Problem with data scraping in PDF

Hi team,

I have issue with scraping data in PDF. Sometimes its not correctly read by uipath and thats messing with selectors. I will show on example:


This is good selecting - able to select only table

This is bad selecting - cannot separate table, selecting whole document

Also when using OCR on PDF there is pop-up from Adobe: “please wait, doc is prepared to read”, if im doing that manually this is fine, but i think robot sometimes skip it and is not able to OCR doc correctly - but how to avoid it? Reading like 50pdf sometimes its fail on third, sometimes on 40th

Hi

Did we try keeping some delay between each file before being read and processed

@AndRewDev

Hello Palaniyappan,

Yes there is a lot of delay between closing/opening new PDF, as im processing first data collected. I think the problem is in Adobe that sometimes it`s not prepared to OCR and Uipath can not pick these selectors correctly. The only walkaround i have for now is, just doing retry and try re-process document again.

That would work either
I would suggest to use Omnipage ocr engine

For that we need to install the package UiPath.OmniPage.Activity from Manage Packages in design tab

Cheers @AndRewDev

after this pop-up appears the bot breaks?
If that pop-up can be read and handled that would solve this issue. Once you see that pop-up that can be handled by clicking ok and retry opening that file again.
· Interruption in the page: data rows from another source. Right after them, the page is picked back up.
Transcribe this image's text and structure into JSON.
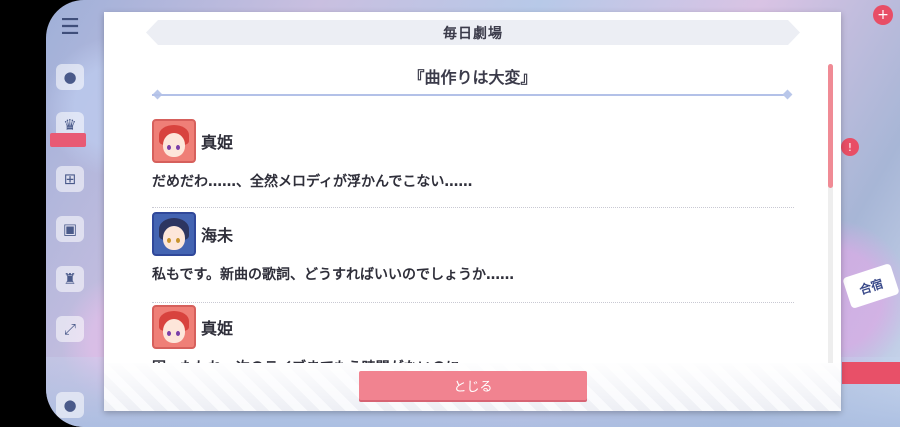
{
  "dialog": {
    "header_title": "毎日劇場",
    "episode_title": "『曲作りは大変』",
    "close_label": "とじる"
  },
  "lines": [
    {
      "speaker": "真姫",
      "text": "だめだわ……、全然メロディが浮かんでこない……"
    },
    {
      "speaker": "海未",
      "text": "私もです。新曲の歌詞、どうすればいいのでしょうか……"
    },
    {
      "speaker": "真姫",
      "text": "困ったわね、次のライブまでもう時間がないのに"
    }
  ],
  "background": {
    "right_button_label": "合宿"
  },
  "colors": {
    "accent": "#f18390",
    "header_bg": "#eceef4",
    "divider": "#b3c1e8"
  }
}
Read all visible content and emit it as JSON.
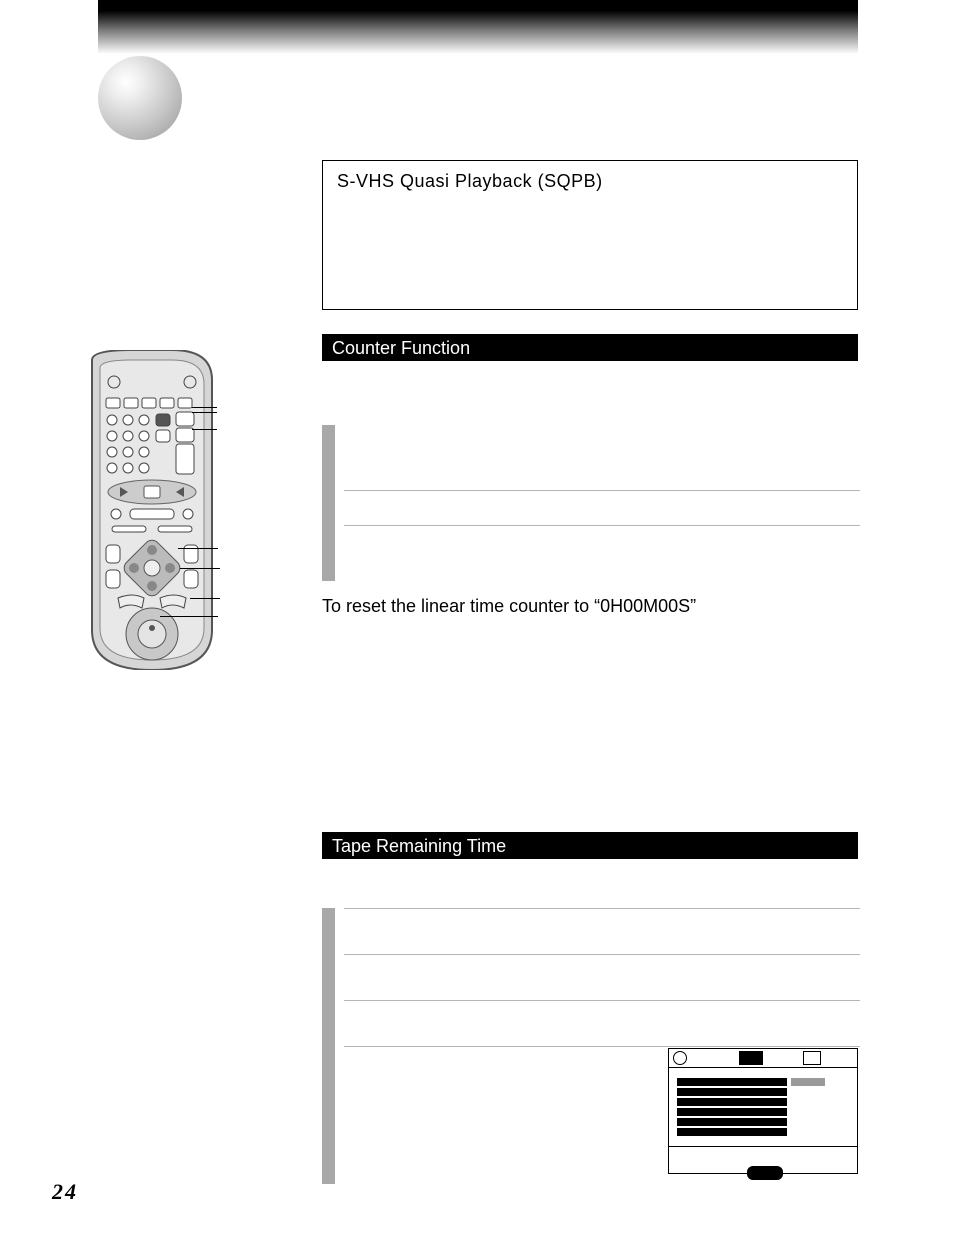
{
  "page_number": "24",
  "svhs": {
    "title": "S-VHS Quasi Playback (SQPB)"
  },
  "sections": {
    "counter": {
      "title": "Counter Function",
      "reset_heading": "To reset the linear time counter to “0H00M00S”"
    },
    "tape_remaining": {
      "title": "Tape Remaining Time"
    }
  },
  "remote": {
    "name": "remote-control-diagram"
  },
  "osd": {
    "name": "menu-screen-illustration"
  }
}
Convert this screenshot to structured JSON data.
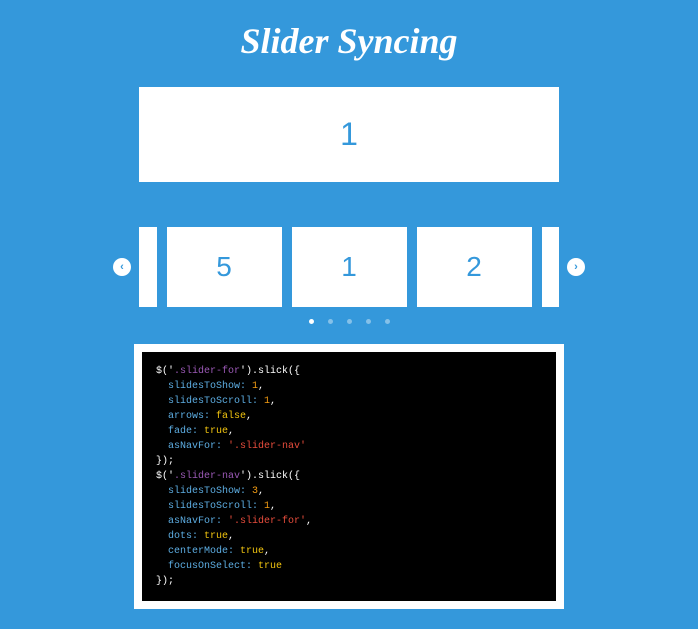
{
  "title": "Slider Syncing",
  "sliderFor": {
    "current": "1"
  },
  "sliderNav": {
    "partialLeft": "",
    "slides": [
      "5",
      "1",
      "2"
    ],
    "partialRight": ""
  },
  "dots": {
    "count": 5,
    "active": 0
  },
  "code": {
    "line1_a": "$('",
    "line1_b": ".slider-for",
    "line1_c": "').slick({",
    "line2_a": "slidesToShow: ",
    "line2_b": "1",
    "line2_c": ",",
    "line3_a": "slidesToScroll: ",
    "line3_b": "1",
    "line3_c": ",",
    "line4_a": "arrows: ",
    "line4_b": "false",
    "line4_c": ",",
    "line5_a": "fade: ",
    "line5_b": "true",
    "line5_c": ",",
    "line6_a": "asNavFor: ",
    "line6_b": "'.slider-nav'",
    "line7": "});",
    "line8_a": "$('",
    "line8_b": ".slider-nav",
    "line8_c": "').slick({",
    "line9_a": "slidesToShow: ",
    "line9_b": "3",
    "line9_c": ",",
    "line10_a": "slidesToScroll: ",
    "line10_b": "1",
    "line10_c": ",",
    "line11_a": "asNavFor: ",
    "line11_b": "'.slider-for'",
    "line11_c": ",",
    "line12_a": "dots: ",
    "line12_b": "true",
    "line12_c": ",",
    "line13_a": "centerMode: ",
    "line13_b": "true",
    "line13_c": ",",
    "line14_a": "focusOnSelect: ",
    "line14_b": "true",
    "line15": "});"
  },
  "chart_data": {
    "type": "table",
    "title": "Slider Syncing demo",
    "slider_for_visible": 1,
    "slider_nav_visible": [
      5,
      1,
      2
    ],
    "dot_count": 5,
    "active_dot_index": 0
  }
}
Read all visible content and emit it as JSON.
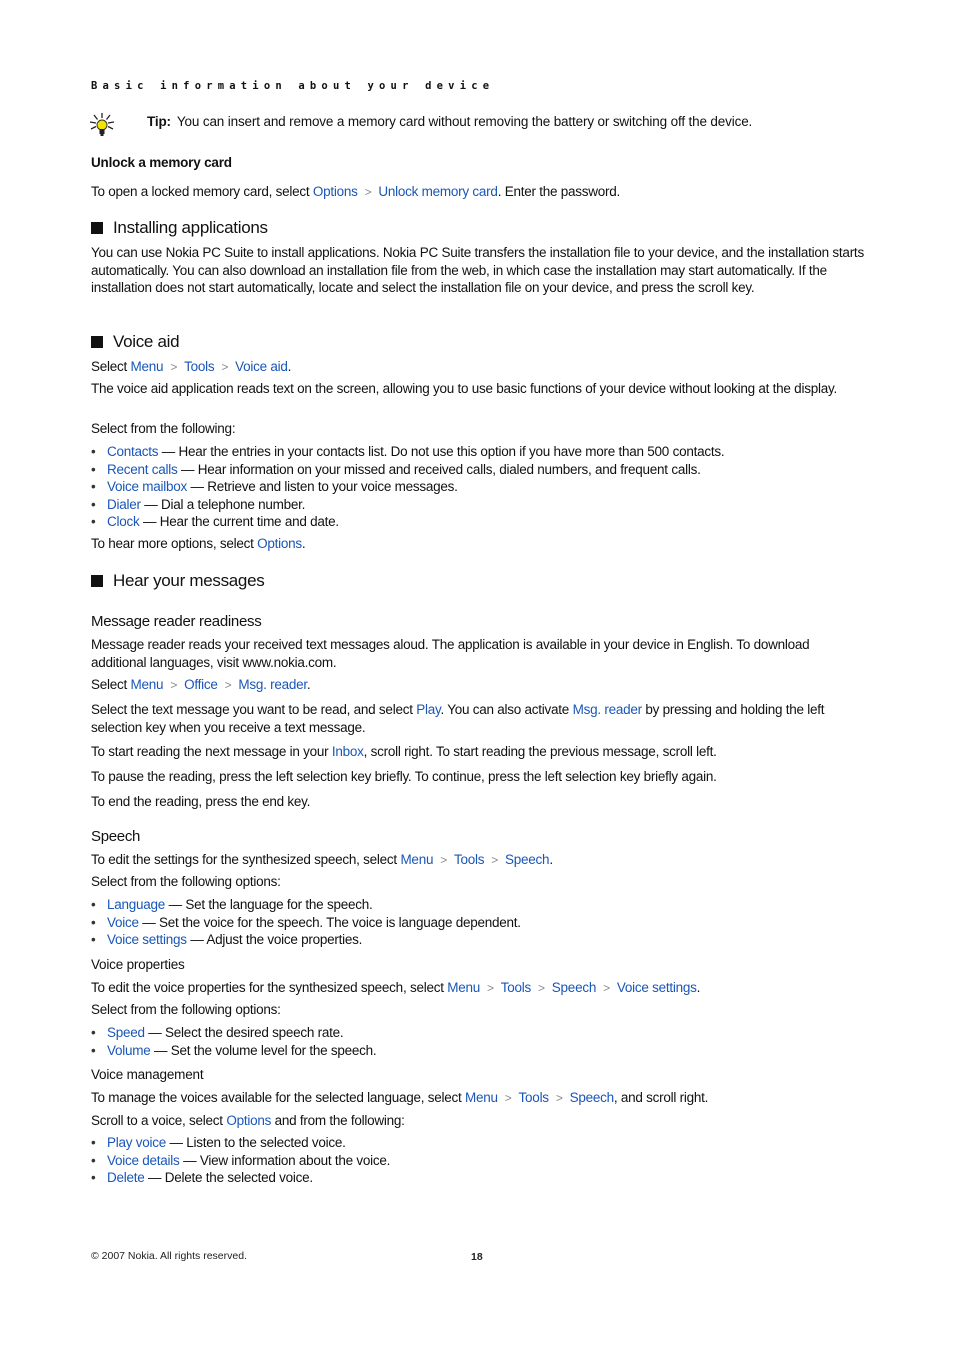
{
  "running_head": "Basic information about your device",
  "tip": {
    "icon": "lightbulb-icon",
    "label": "Tip:",
    "text": "You can insert and remove a memory card without removing the battery or switching off the device."
  },
  "unlock": {
    "heading": "Unlock a memory card",
    "pre": "To open a locked memory card, select ",
    "path": [
      "Options",
      "Unlock memory card"
    ],
    "post": ". Enter the password."
  },
  "installing": {
    "heading": "Installing applications",
    "body": "You can use Nokia PC Suite to install applications. Nokia PC Suite transfers the installation file to your device, and the installation starts automatically. You can also download an installation file from the web, in which case the installation may start automatically. If the installation does not start automatically, locate and select the installation file on your device, and press the scroll key."
  },
  "voice_aid": {
    "heading": "Voice aid",
    "select_pre": "Select ",
    "path": [
      "Menu",
      "Tools",
      "Voice aid"
    ],
    "select_post": ".",
    "description": "The voice aid application reads text on the screen, allowing you to use basic functions of your device without looking at the display.",
    "select_from": "Select from the following:",
    "items": [
      {
        "term": "Contacts",
        "desc": " — Hear the entries in your contacts list. Do not use this option if you have more than 500 contacts."
      },
      {
        "term": "Recent calls",
        "desc": " — Hear information on your missed and received calls, dialed numbers, and frequent calls."
      },
      {
        "term": "Voice mailbox",
        "desc": " — Retrieve and listen to your voice messages."
      },
      {
        "term": "Dialer",
        "desc": " — Dial a telephone number."
      },
      {
        "term": "Clock",
        "desc": " — Hear the current time and date."
      }
    ],
    "more_pre": "To hear more options, select ",
    "more_link": "Options",
    "more_post": "."
  },
  "hear_messages": {
    "heading": "Hear your messages",
    "readiness": {
      "heading": "Message reader readiness",
      "body": "Message reader reads your received text messages aloud. The application is available in your device in English. To download additional languages, visit www.nokia.com.",
      "select_pre": "Select ",
      "path": [
        "Menu",
        "Office",
        "Msg. reader"
      ],
      "select_post": "."
    },
    "p1": {
      "a": "Select the text message you want to be read, and select ",
      "l1": "Play",
      "b": ". You can also activate ",
      "l2": "Msg. reader",
      "c": " by pressing and holding the left selection key when you receive a text message."
    },
    "p2": {
      "a": "To start reading the next message in your ",
      "l1": "Inbox",
      "b": ", scroll right. To start reading the previous message, scroll left."
    },
    "p3": "To pause the reading, press the left selection key briefly. To continue, press the left selection key briefly again.",
    "p4": "To end the reading, press the end key."
  },
  "speech": {
    "heading": "Speech",
    "intro_pre": "To edit the settings for the synthesized speech, select ",
    "path": [
      "Menu",
      "Tools",
      "Speech"
    ],
    "intro_post": ".",
    "select_from": "Select from the following options:",
    "items": [
      {
        "term": "Language",
        "desc": " — Set the language for the speech."
      },
      {
        "term": "Voice",
        "desc": " — Set the voice for the speech. The voice is language dependent."
      },
      {
        "term": "Voice settings",
        "desc": " — Adjust the voice properties."
      }
    ]
  },
  "voice_properties": {
    "heading": "Voice properties",
    "intro_pre": "To edit the voice properties for the synthesized speech, select ",
    "path": [
      "Menu",
      "Tools",
      "Speech",
      "Voice settings"
    ],
    "intro_post": ".",
    "select_from": "Select from the following options:",
    "items": [
      {
        "term": "Speed",
        "desc": " — Select the desired speech rate."
      },
      {
        "term": "Volume",
        "desc": " — Set the volume level for the speech."
      }
    ]
  },
  "voice_management": {
    "heading": "Voice management",
    "intro_pre": "To manage the voices available for the selected language, select ",
    "path": [
      "Menu",
      "Tools",
      "Speech"
    ],
    "intro_post": ", and scroll right.",
    "scroll_pre": "Scroll to a voice, select ",
    "scroll_link": "Options",
    "scroll_post": " and from the following:",
    "items": [
      {
        "term": "Play voice",
        "desc": " — Listen to the selected voice."
      },
      {
        "term": "Voice details",
        "desc": " — View information about the voice."
      },
      {
        "term": "Delete",
        "desc": " — Delete the selected voice."
      }
    ]
  },
  "footer": {
    "copyright": "© 2007 Nokia. All rights reserved.",
    "page_number": "18"
  },
  "colors": {
    "link": "#1a56b8",
    "text": "#111111",
    "chevron": "#8a8a8a"
  }
}
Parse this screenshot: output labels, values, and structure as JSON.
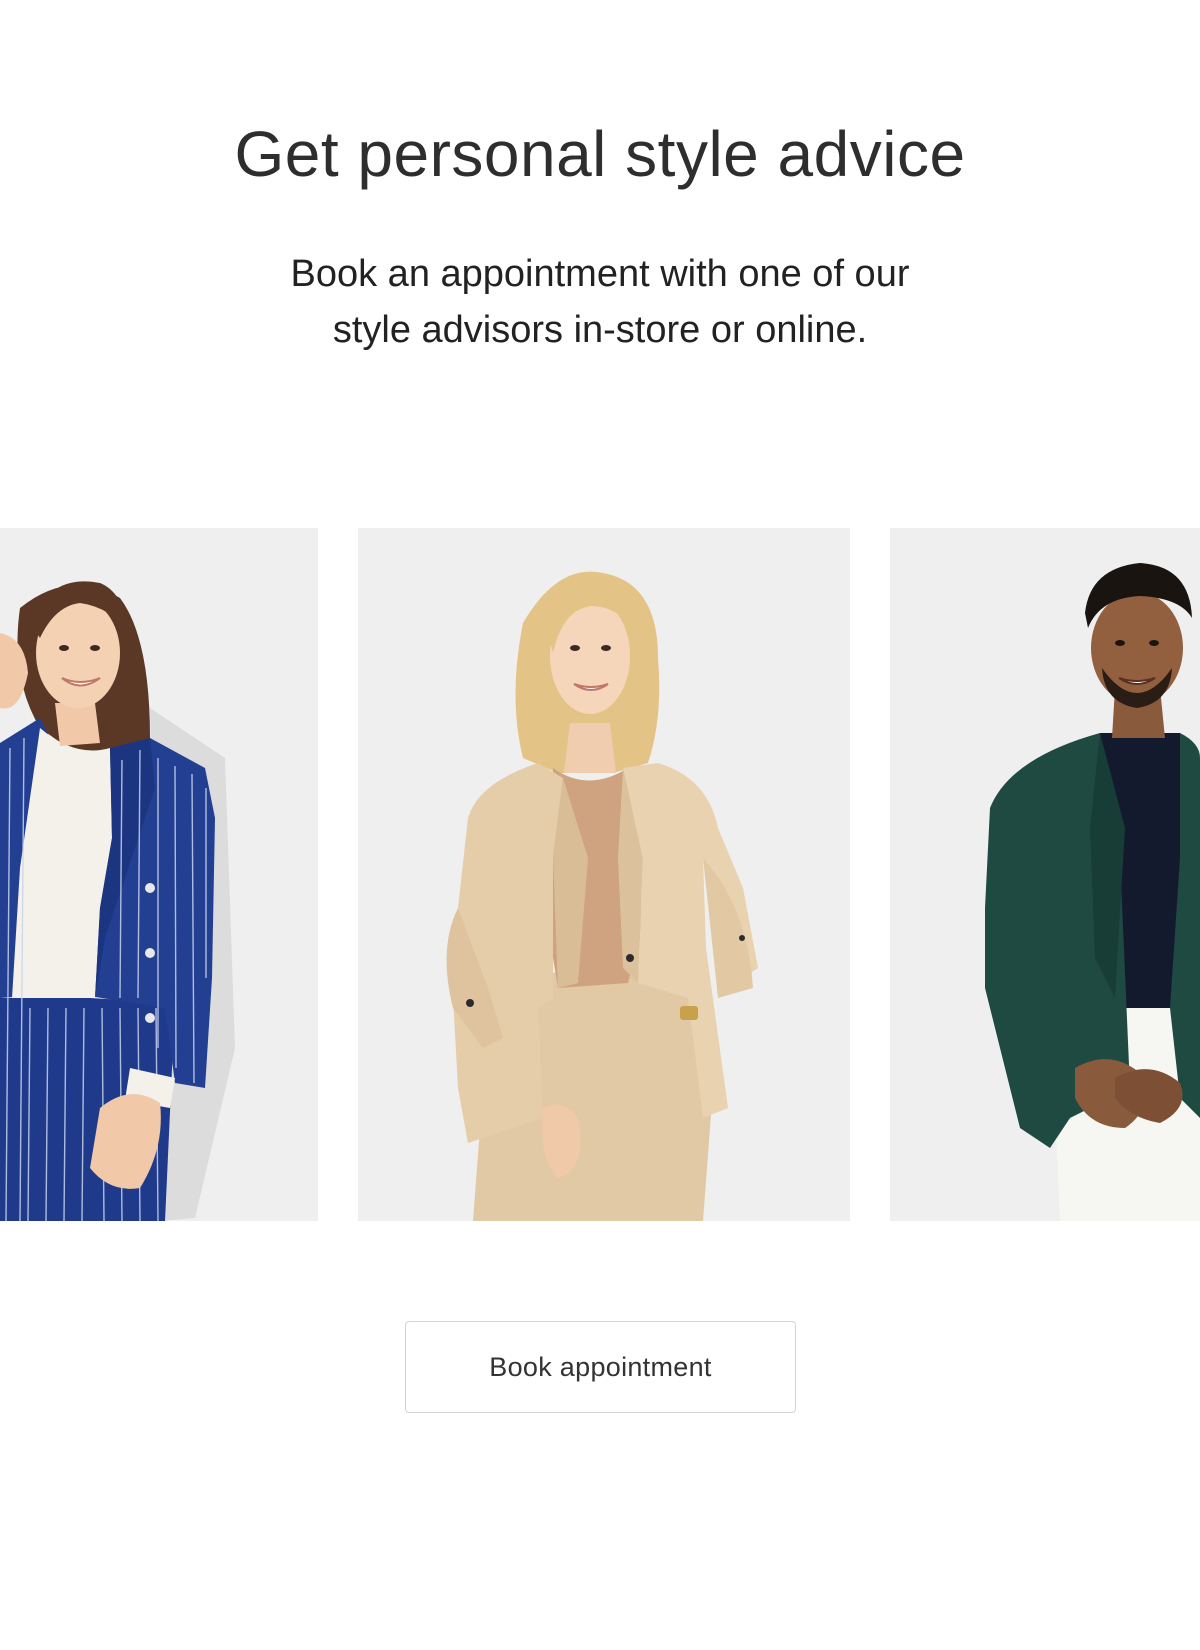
{
  "hero": {
    "title": "Get personal style advice",
    "subtitle_line1": "Book an appointment with one of our",
    "subtitle_line2": "style advisors in-store or online."
  },
  "carousel": {
    "items": [
      {
        "advisor": "advisor-navy-pinstripe-suit"
      },
      {
        "advisor": "advisor-camel-suit"
      },
      {
        "advisor": "advisor-green-blazer"
      }
    ]
  },
  "cta": {
    "label": "Book appointment"
  },
  "colors": {
    "card_background": "#efefef",
    "button_border": "#d4d4d4",
    "text": "#2e2e2e"
  }
}
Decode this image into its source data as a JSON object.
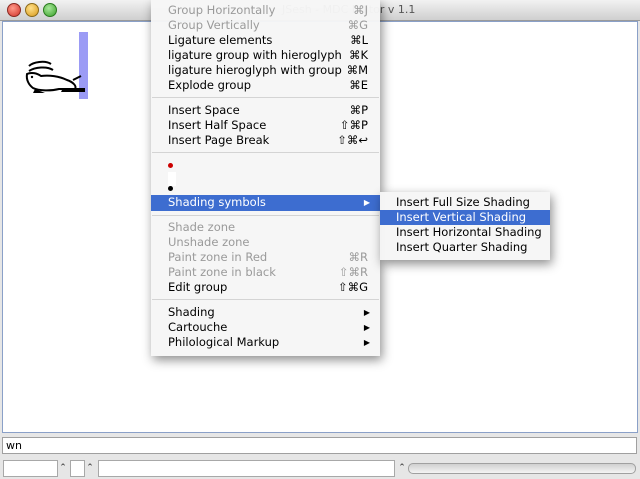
{
  "window": {
    "title": "JSesh - MDC Editor v 1.1",
    "bottom_text": "wn",
    "stepper_symbol": "⌃",
    "slider_symbol": "⌃"
  },
  "menu": {
    "items": [
      {
        "label": "Group Horizontally",
        "shortcut": "⌘J",
        "disabled": true
      },
      {
        "label": "Group Vertically",
        "shortcut": "⌘G",
        "disabled": true
      },
      {
        "label": "Ligature elements",
        "shortcut": "⌘L",
        "disabled": false
      },
      {
        "label": "ligature group with hieroglyph",
        "shortcut": "⌘K",
        "disabled": false
      },
      {
        "label": "ligature hieroglyph with group",
        "shortcut": "⌘M",
        "disabled": false
      },
      {
        "label": "Explode group",
        "shortcut": "⌘E",
        "disabled": false
      },
      {
        "label": "Insert Space",
        "shortcut": "⌘P",
        "disabled": false
      },
      {
        "label": "Insert Half Space",
        "shortcut": "⇧⌘P",
        "disabled": false
      },
      {
        "label": "Insert Page Break",
        "shortcut": "⇧⌘↩",
        "disabled": false
      },
      {
        "label": "Shading symbols",
        "arrow": "▶",
        "selected": true
      },
      {
        "label": "Shade zone",
        "shortcut": "",
        "disabled": true
      },
      {
        "label": "Unshade zone",
        "shortcut": "",
        "disabled": true
      },
      {
        "label": "Paint zone in Red",
        "shortcut": "⌘R",
        "disabled": true
      },
      {
        "label": "Paint zone in black",
        "shortcut": "⇧⌘R",
        "disabled": true
      },
      {
        "label": "Edit group",
        "shortcut": "⇧⌘G",
        "disabled": false
      },
      {
        "label": "Shading",
        "arrow": "▶"
      },
      {
        "label": "Cartouche",
        "arrow": "▶"
      },
      {
        "label": "Philological Markup",
        "arrow": "▶"
      }
    ],
    "colors": {
      "red_dot": "#cc0000",
      "black_dot": "#000000",
      "highlight": "#3d6dd0"
    }
  },
  "submenu": {
    "items": [
      {
        "label": "Insert Full Size Shading"
      },
      {
        "label": "Insert Vertical Shading",
        "selected": true
      },
      {
        "label": "Insert Horizontal Shading"
      },
      {
        "label": "Insert Quarter Shading"
      }
    ]
  }
}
Also, wondering why you need to open on screen to use OCR scraping. You can consider reading PDF with OCR as suggested above.

Reading whole PDF with OMNI OCR is fine for me, however i`m not using it as i cannot extract substrings i need. For example this is reading it as

  1. XXX Invoice number XXX/XXX XX XXX 1 050,70 23 240,50 1 292,42

I can extract invoice number and its name, but i have problem with netto/brutto amounts when there is more then thousand, because im spliting whole string by spaces and i just know which index is for what, but when there is amount like >1k ex: 1 050,70 it`s spliting it like 1 and 050,70 so this is messing my whole idea and i resigned from it. If you would had any idea if this can be done with string manipulation i would be gladly.